O caso foi então encaminhado ao Conselho Tutelar, que passou a acompanhar a ocorrência de perto. O conselheiro José Roberto, que atua há anos na área, relatou ter ficado profundamente abalado ao ver o estado da criança.

Segundo ele, durante o atendimento, o pai acabou confessando as agressões. O homem afirmou que havia batido no filho por dois dias consecutivos.

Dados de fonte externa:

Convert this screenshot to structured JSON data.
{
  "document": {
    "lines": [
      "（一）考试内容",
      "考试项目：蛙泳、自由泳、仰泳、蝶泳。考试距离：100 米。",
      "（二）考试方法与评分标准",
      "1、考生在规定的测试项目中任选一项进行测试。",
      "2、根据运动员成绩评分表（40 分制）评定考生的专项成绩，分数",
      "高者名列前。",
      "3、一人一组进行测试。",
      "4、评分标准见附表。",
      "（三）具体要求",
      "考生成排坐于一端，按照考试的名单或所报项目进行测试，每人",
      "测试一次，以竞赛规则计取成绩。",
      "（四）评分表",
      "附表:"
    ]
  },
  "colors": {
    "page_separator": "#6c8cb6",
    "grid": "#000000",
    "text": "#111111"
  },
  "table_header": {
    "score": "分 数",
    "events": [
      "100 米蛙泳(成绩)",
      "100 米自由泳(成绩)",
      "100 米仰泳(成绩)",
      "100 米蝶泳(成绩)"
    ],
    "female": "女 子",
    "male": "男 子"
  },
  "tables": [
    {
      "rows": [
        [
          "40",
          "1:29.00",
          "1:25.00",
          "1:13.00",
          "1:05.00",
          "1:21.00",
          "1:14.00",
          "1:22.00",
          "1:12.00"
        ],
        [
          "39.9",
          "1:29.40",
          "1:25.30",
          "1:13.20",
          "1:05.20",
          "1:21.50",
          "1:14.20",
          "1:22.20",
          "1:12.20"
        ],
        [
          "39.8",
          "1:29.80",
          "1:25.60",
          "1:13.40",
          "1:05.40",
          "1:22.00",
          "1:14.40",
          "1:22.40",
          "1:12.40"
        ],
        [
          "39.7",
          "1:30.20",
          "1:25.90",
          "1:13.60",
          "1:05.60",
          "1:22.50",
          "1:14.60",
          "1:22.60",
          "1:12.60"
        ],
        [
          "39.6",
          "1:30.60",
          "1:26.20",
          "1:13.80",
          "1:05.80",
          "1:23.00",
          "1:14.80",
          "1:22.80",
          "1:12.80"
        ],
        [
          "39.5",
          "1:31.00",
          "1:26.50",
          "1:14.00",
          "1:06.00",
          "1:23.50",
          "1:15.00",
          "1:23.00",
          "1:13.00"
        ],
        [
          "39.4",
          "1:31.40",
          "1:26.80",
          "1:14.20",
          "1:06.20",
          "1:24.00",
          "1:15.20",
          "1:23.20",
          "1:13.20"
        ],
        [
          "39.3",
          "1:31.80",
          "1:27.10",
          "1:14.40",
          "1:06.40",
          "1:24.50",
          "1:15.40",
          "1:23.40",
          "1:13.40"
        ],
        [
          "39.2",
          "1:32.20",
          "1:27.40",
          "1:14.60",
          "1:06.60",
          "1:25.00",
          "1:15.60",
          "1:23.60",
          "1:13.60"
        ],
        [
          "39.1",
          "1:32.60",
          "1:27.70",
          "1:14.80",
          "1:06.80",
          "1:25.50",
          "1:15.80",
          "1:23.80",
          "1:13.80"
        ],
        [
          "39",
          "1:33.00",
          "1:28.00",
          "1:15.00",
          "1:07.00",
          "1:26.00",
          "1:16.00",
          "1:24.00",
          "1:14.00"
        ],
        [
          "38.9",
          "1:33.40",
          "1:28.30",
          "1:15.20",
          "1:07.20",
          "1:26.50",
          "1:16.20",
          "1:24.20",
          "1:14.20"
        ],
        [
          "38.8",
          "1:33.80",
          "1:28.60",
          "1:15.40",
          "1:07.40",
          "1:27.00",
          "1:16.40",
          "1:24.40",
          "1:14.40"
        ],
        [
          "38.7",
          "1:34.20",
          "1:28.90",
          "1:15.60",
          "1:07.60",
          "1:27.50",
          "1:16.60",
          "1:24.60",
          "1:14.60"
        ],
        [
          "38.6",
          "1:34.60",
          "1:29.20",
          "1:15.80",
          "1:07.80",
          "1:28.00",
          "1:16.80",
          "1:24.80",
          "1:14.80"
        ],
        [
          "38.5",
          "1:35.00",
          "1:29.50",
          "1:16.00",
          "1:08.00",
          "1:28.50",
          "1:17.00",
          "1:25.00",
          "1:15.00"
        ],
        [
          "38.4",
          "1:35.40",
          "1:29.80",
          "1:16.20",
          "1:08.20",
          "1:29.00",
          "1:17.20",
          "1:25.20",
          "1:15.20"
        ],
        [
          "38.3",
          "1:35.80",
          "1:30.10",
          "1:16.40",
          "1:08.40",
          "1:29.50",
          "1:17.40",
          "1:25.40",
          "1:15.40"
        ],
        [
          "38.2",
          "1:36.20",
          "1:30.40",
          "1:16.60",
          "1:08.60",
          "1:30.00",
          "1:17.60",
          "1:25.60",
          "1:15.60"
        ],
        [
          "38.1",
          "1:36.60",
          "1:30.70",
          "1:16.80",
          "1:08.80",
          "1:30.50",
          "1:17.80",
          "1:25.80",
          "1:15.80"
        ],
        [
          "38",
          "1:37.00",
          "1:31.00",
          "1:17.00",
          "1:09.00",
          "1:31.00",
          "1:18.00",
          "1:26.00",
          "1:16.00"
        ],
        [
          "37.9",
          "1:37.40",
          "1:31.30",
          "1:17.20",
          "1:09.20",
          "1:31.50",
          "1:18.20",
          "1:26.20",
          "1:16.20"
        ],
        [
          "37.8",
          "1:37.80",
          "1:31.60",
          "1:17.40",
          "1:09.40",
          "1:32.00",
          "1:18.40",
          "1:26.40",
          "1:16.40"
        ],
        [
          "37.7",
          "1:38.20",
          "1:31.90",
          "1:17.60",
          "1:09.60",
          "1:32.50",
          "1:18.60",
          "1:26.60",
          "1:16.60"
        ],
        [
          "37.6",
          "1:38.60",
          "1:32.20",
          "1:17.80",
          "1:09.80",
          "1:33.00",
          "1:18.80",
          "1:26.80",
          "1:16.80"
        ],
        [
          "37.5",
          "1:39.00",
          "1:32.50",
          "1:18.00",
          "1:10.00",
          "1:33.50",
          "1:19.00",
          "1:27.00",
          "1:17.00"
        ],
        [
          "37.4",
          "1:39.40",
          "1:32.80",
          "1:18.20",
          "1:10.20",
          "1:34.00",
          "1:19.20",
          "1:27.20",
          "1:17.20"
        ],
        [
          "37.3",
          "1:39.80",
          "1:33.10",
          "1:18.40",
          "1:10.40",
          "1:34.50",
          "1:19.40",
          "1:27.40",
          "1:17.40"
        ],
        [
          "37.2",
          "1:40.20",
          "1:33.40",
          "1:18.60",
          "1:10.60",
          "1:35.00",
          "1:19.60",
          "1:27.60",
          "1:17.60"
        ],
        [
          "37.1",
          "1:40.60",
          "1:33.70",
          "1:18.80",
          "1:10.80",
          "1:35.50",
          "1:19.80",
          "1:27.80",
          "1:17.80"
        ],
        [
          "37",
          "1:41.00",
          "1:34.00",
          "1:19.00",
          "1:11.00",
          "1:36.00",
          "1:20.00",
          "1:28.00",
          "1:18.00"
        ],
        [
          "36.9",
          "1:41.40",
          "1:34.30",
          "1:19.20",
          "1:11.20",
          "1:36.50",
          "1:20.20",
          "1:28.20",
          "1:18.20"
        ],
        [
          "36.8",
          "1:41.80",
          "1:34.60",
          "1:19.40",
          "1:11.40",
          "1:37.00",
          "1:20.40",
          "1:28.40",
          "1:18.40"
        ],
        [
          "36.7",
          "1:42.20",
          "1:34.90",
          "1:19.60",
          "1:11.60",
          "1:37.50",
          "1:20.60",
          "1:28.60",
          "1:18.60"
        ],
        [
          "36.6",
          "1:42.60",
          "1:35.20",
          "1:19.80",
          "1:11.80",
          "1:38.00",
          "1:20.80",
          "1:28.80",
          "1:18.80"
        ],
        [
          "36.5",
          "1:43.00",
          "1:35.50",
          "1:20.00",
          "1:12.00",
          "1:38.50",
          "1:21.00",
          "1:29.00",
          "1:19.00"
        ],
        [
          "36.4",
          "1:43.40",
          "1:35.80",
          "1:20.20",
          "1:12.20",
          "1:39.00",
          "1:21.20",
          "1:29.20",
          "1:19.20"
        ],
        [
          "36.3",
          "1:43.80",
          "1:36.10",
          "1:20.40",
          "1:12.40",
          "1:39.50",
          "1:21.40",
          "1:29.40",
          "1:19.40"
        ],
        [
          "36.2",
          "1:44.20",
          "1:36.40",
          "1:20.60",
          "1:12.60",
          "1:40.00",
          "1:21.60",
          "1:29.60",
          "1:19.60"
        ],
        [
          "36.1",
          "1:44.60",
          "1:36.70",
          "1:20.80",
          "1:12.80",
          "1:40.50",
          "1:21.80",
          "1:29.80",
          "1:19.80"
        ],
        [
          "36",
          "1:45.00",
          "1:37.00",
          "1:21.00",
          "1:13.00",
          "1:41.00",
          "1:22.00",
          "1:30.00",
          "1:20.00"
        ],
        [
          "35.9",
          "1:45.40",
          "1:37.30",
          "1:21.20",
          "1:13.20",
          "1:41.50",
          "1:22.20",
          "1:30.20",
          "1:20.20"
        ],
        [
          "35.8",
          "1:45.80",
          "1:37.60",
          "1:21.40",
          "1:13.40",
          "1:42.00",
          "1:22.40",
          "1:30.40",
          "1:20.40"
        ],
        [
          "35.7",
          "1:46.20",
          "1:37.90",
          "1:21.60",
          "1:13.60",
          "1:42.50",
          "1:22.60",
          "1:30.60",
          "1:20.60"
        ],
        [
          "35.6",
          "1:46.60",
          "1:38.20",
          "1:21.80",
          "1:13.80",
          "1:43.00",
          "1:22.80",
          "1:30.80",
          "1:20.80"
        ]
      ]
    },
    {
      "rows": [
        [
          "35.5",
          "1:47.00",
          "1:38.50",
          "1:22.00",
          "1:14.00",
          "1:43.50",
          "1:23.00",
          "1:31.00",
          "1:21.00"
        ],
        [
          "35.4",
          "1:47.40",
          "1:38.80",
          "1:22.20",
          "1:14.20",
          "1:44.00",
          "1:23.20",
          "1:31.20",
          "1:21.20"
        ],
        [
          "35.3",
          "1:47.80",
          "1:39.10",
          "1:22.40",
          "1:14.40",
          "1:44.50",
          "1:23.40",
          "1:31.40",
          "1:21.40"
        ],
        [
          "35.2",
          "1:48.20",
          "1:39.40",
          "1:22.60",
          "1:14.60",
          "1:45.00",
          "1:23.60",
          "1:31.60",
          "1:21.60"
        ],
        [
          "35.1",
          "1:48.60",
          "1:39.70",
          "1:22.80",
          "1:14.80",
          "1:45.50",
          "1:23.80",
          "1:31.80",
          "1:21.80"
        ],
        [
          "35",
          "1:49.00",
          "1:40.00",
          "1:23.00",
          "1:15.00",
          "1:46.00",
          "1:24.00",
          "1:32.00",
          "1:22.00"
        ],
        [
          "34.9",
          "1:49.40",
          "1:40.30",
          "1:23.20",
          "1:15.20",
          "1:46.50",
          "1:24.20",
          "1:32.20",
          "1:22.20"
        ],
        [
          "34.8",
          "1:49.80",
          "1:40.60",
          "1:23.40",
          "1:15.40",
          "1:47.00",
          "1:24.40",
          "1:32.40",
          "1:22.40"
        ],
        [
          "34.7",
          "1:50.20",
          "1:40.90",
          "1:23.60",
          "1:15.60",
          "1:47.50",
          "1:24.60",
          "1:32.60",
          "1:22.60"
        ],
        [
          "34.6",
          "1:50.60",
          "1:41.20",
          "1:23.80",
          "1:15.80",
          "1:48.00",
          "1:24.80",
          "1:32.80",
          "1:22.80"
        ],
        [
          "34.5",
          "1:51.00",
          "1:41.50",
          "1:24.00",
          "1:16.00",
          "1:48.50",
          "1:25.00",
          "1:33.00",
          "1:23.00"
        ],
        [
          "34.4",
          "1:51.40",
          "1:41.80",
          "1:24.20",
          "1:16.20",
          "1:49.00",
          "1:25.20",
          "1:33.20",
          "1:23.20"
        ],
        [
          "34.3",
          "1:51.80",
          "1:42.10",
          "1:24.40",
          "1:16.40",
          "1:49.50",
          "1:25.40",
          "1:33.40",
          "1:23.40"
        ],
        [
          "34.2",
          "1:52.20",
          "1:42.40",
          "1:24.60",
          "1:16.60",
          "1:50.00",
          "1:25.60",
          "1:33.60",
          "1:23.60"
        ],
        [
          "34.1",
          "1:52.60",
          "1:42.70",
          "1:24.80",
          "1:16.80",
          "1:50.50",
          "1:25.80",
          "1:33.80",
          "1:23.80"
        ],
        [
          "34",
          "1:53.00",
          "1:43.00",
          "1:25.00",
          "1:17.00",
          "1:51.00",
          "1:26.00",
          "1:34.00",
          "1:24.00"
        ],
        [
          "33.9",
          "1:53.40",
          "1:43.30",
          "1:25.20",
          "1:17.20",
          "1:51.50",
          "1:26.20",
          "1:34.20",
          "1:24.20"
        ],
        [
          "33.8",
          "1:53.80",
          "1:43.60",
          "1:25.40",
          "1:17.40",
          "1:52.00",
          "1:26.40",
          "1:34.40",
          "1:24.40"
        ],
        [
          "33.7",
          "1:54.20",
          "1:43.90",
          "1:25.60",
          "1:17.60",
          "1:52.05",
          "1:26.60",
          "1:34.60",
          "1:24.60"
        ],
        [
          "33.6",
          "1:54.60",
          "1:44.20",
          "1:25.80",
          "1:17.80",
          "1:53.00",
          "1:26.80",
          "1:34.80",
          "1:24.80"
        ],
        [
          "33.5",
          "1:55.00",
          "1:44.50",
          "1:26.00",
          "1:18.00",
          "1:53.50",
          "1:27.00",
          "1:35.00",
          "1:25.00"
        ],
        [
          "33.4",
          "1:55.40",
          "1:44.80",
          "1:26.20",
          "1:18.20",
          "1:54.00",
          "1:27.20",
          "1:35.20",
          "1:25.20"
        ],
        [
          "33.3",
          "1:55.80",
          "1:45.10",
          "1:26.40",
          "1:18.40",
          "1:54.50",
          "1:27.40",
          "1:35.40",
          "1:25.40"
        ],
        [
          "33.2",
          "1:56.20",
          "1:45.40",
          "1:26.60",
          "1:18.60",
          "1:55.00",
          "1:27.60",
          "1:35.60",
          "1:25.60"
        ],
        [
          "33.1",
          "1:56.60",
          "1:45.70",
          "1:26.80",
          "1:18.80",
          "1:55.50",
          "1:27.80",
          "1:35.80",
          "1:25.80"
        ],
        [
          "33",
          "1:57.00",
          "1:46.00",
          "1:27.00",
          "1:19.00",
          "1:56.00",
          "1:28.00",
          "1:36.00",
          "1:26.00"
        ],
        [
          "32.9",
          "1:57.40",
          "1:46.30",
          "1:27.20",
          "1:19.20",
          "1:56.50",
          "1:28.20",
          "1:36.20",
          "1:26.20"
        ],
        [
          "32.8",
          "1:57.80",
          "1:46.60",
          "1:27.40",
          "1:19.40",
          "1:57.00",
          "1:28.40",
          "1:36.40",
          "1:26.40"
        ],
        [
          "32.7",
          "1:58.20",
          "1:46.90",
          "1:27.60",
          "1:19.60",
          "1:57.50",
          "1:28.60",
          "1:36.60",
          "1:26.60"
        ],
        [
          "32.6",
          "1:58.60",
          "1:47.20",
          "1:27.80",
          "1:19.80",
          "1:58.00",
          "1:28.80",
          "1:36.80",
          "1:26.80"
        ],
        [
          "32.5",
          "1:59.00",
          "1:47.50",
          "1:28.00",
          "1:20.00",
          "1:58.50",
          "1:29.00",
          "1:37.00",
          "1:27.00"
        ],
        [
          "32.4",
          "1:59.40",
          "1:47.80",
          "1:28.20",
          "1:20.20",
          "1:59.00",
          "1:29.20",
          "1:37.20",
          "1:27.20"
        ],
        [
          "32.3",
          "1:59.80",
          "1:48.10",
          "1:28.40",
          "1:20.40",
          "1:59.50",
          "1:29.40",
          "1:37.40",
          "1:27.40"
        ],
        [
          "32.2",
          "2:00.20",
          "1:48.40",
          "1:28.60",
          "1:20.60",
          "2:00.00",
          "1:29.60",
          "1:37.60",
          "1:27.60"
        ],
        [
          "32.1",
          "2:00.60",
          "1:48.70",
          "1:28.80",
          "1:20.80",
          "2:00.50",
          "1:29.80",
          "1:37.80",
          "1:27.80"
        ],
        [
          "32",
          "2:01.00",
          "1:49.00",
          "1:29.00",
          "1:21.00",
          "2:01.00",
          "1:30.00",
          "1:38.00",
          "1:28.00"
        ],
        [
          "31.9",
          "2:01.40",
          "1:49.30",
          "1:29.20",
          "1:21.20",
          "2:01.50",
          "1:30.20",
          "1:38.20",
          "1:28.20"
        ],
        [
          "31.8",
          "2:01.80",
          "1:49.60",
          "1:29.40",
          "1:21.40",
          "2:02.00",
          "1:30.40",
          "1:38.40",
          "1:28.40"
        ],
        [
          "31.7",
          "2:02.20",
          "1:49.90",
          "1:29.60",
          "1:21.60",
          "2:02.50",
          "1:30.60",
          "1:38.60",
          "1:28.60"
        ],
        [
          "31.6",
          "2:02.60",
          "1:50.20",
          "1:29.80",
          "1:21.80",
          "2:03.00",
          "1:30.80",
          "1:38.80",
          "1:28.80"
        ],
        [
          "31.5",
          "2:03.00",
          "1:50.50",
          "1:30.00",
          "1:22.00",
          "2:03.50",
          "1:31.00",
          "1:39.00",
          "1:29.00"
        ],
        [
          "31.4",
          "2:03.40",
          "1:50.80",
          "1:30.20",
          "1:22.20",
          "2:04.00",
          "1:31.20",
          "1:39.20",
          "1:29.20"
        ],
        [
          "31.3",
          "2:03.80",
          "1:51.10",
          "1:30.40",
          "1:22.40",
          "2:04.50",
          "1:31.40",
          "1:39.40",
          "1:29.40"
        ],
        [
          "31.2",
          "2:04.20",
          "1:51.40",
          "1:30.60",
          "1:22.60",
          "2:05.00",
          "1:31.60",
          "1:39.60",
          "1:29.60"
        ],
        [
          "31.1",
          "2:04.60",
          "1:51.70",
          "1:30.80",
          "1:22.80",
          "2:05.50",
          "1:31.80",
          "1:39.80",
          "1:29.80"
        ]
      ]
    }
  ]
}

Ainda de acordo com o conselheiro, o suspeito disse que utilizou uma vara para agredir o menino, alegando que estaria tentando corrigir o comportamento da criança para que ela não seguisse um caminho errado no futuro.

A justificativa gerou indignação e reforça um problema estrutural, em que a violência ainda é confundida com disciplina dentro de alguns lares.

O menino permanece sob os cuidados do Conselho Tutelar, que deve acompanhar o caso para garantir sua segurança e bem-estar. Não foram divulgadas informações detalhadas sobre o estado de saúde atualizado da criança.

Até o momento, o nome do suspeito não foi revelado, e não há confirmação sobre a atuação da defesa.

O caso segue sob investigação e levanta um alerta importante para a sociedade sobre a necessidade de denunciar situações de violência infantil. Especialistas reforçam que sinais como hematomas frequentes, mudanças de comportamento e medo excessivo podem indicar que a criança está em situação de risco.

A atuação rápida de profissionais da saúde e do Conselho Tutelar foi fundamental para interromper o ciclo de violência e proteger a vítima.